Dr. van de Donk: I think they showed that it penetrates very well in lymphoid tissues. And lymphoma, of course, is a lump. Mezigdomide also penetrates well in plasmacytoma. So – but I think based on specific properties in that space penetrating blood-brain barrier, probably they prioritized golcadomide in lymphoma.

 

[01:26:00]

 

Poll 6

 

Dr. Lonial: So do we have another question? Oh, we do have another poll question. All right. We've got time for one more of these questions. But then while we're doing it, do the poll question.

 

Do you plan to make changes in your clinical practice based on what you learned in today's program?

 

  1. Yes;
  2. No; or
  3. Uncertain.

 

And Fredrik, you can answer this one.

 

Dr. Schjesvold: I'm uncertain.

 

Dr. van de Donk: Still uncertain. We learned here so much.

 

Dr. Lonial: All right, so about a third are yes. We'll take the uncertainties as maybe. All right.

 

Dr.
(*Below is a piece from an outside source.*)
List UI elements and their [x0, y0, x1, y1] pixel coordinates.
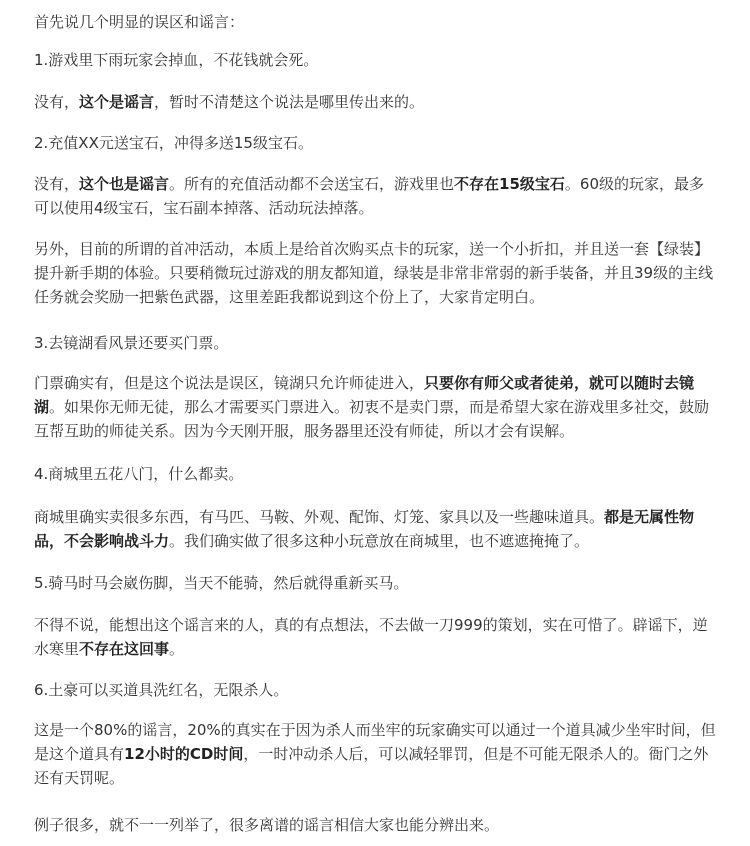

Schjesvold: But I think, you know, this – this question is always a bit premature when we mostly talk about things that are not on the market. So it's – but some of the messages here are for – for the things we have on the market also.

 

[01:27:09]

 

Poll 7

 

Dr. Lonial: Yeah. Yeah. No, I think you're absolutely right. So please take a moment to text in one key change that you plan to make in your clinical practice based on what you've heard today. And you can use the app in the QR code to do that. And where are we time wise? We are 9:27. We'll do one more question and then we'll wrap up.

 

[01:27:29]

 

Questions?

 

So there's a question here about why is dexamethasone always chosen as the first combination partner rather than other things?

 

And I think what we know about the cereblon binding agents is that there is huge synergy with corticosteroids. That's – that's not unique to iber or mezi. And in fact, you see that in – in both the 001 trials for mezi and iber. Those patients were resistant to dex, and yet you saw a significant increase in the activity with the combination there.

 

Dr. Schjesvold: Okay. So – so I have a comment. I think every time it's not that common, but every study that has done a monotherapy plus/minus dex in relapse, it has increased the efficacy with dex. On the other hand, every study that has a dose of dex and randomized to reduce dose is at least as good and sometimes even improving.

 

So I think main message is that dex is part of very many things you do. It's always the first thing to take away.

 

Dr. Lonial: That's right.

 

Dr. van de Donk: Absolutely. So I also reduce the dex dose. I stopped the dex dose in the end if patients are getting into a deep response.

 

Dr. Lonial: Yeah. Yeah. No I think that makes sense.